In single lots of 1 you can buy this amazing integrated circuit for $0.35 and if you buy 10, less than a quarter apiece. Yes, they can be bought at Newark Electronics for that pricing.
[Again, Kudos to N2CQR and KK4DAS for their Direct Conversion Receiver Project and recognition by the ARRL. This post presents a slightly different approach to fabricating a DCR. The results are comparable and that is the clean sound of a DCR.]
The above schematic says Product Detector, but it is also a Direct Conversion Receiver.
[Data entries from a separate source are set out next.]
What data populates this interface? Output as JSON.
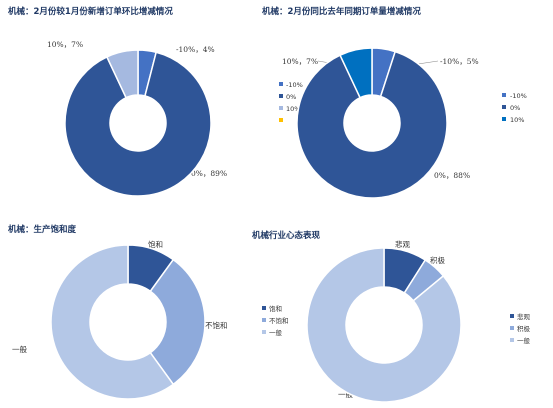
{
  "chart_data": [
    {
      "type": "pie",
      "title": "机械：2月份较1月份新增订单环比增减情况",
      "categories": [
        "-10%",
        "0%",
        "10%"
      ],
      "values": [
        4,
        89,
        7
      ],
      "labels": [
        "-10%，4%",
        "0%，89%",
        "10%，7%"
      ],
      "colors": [
        "#4472c4",
        "#2f5597",
        "#a5b9e0"
      ],
      "legend": "none"
    },
    {
      "type": "pie",
      "title": "机械：2月份同比去年同期订单量增减情况",
      "categories": [
        "-10%",
        "0%",
        "10%"
      ],
      "values": [
        5,
        88,
        7
      ],
      "labels": [
        "-10%，5%",
        "0%，88%",
        "10%，7%"
      ],
      "colors": [
        "#4472c4",
        "#2f5597",
        "#0070c0"
      ],
      "legend": "left and right"
    },
    {
      "type": "pie",
      "title": "机械：生产饱和度",
      "categories": [
        "饱和",
        "不饱和",
        "一般"
      ],
      "values": [
        10,
        30,
        60
      ],
      "labels": [
        "饱和",
        "不饱和",
        "一般"
      ],
      "colors": [
        "#2f5597",
        "#8eaadb",
        "#b4c7e7"
      ],
      "legend": "middle"
    },
    {
      "type": "pie",
      "title": "机械行业心态表现",
      "categories": [
        "悲观",
        "积极",
        "一般"
      ],
      "values": [
        9,
        5,
        86
      ],
      "labels": [
        "悲观",
        "积极",
        "一般"
      ],
      "colors": [
        "#2f5597",
        "#8eaadb",
        "#b4c7e7"
      ],
      "legend": "right"
    }
  ],
  "leg_a": [
    "-10%",
    "0%",
    "10%",
    ""
  ],
  "leg_b": [
    "-10%",
    "0%",
    "10%"
  ]
}
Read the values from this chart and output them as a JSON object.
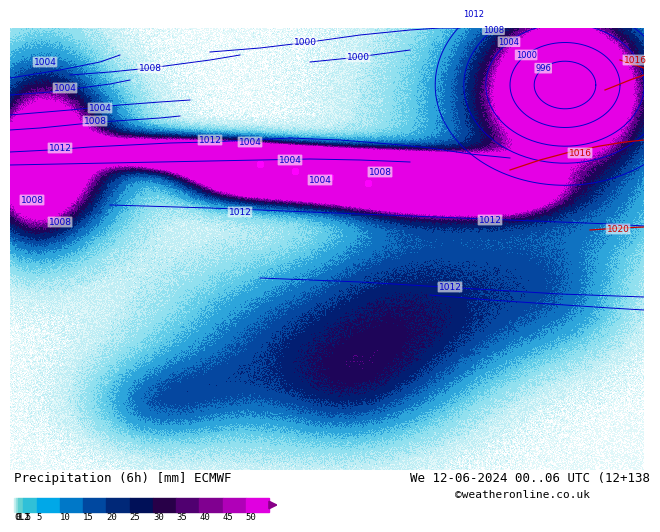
{
  "title_left": "Precipitation (6h) [mm] ECMWF",
  "title_right": "We 12-06-2024 00..06 UTC (12+138",
  "credit": "©weatheronline.co.uk",
  "colorbar_labels": [
    "0.1",
    "0.5",
    "1",
    "2",
    "5",
    "10",
    "15",
    "20",
    "25",
    "30",
    "35",
    "40",
    "45",
    "50"
  ],
  "colorbar_colors": [
    "#c8f0f0",
    "#96e0e0",
    "#60d0d0",
    "#30c0d8",
    "#00a8e8",
    "#0078c8",
    "#0048a0",
    "#002878",
    "#001058",
    "#280048",
    "#500070",
    "#800090",
    "#b000b8",
    "#e000e0"
  ],
  "bg_color": "#ffffff",
  "map_bg_ocean": "#f0f4f8",
  "map_bg_land_green": "#c8e0a0",
  "map_bg_land_gray": "#d8d0c8",
  "font_size_title": 9,
  "font_size_labels": 7,
  "font_size_credit": 8,
  "isobar_color_blue": "#0000cc",
  "isobar_color_red": "#cc0000",
  "precip_light": "#b0e8f8",
  "precip_medium": "#60b8e8",
  "precip_dark": "#1060c0",
  "precip_darkest": "#001858",
  "precip_magenta": "#dd00dd"
}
Where it says Carrier Input you connect your LO or VFO and the SSB input is where you feed your output of a medium gain RF amp which has a BPF ahead of that amp. The AF output is fed to an audio amplifier module. See https://www.n6qw.com/MC1496.html
A second MC1496 can be configured as a Double Sideband Generator. The Motorola Data Sheets for the MC1496 has all of the circuitry information.
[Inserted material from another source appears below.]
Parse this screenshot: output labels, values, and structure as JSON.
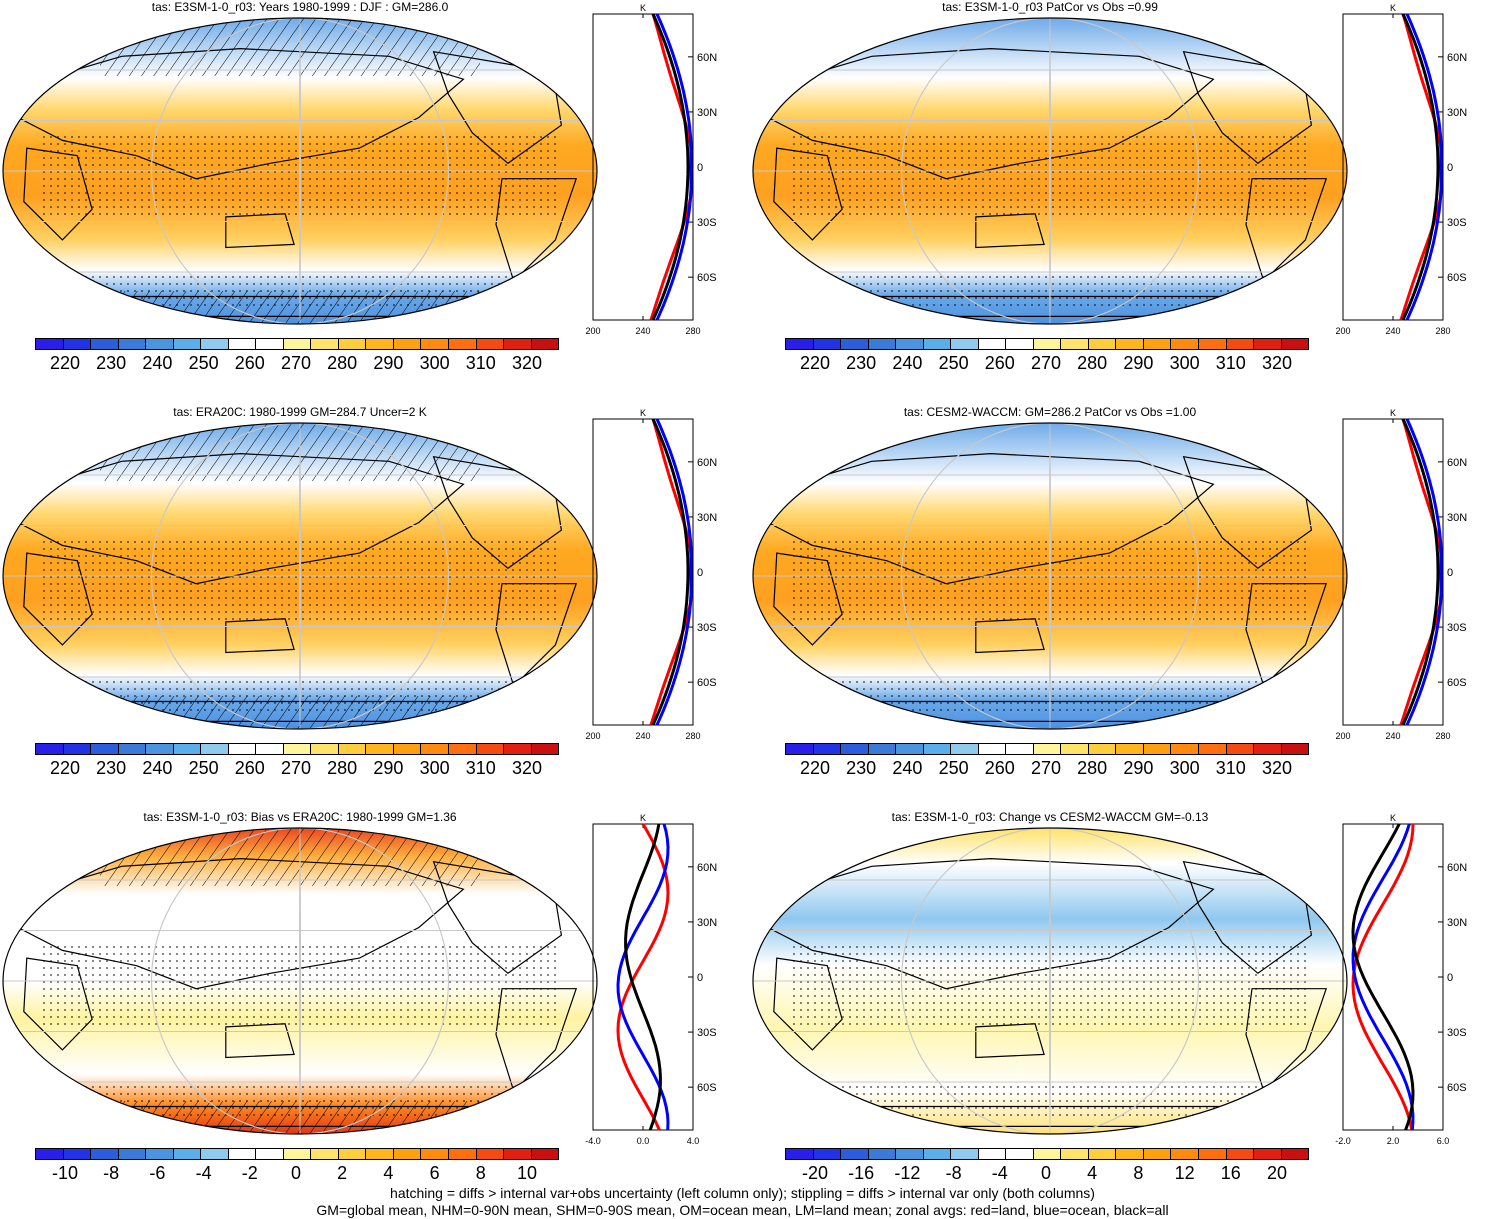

Two MC1496's will cost you $0.70 and W1REX has circuit boards for the $0.35 SMD MC1496.
DSB Transmitter
Craig Westons DCR Based on the N6QW Design
The MC1496 is a really old product (> 55 years old) but it is cheap and can provide an excellent basis of a simple homebrew radio transceiver. I even took four MC1496's and built a two band SSB Transceiver. Now you spent $1.40 for the all-important critical devices. One is the balanced modulator; one is the product detector and two are used as mixer stages.
Them that know can make it go.
The USA used to be the Land of the Free and Home of the Brave. We now are the poster child of Pay More and Get Less (PMAGL). Play a game by taking the sum of $100 and seeing what groceries you could buy 2 years ago and what that buys you today. Next in line for a price hike is the formerly cheap "wooden furniture" and those "fureign (foreign) movies". What's next?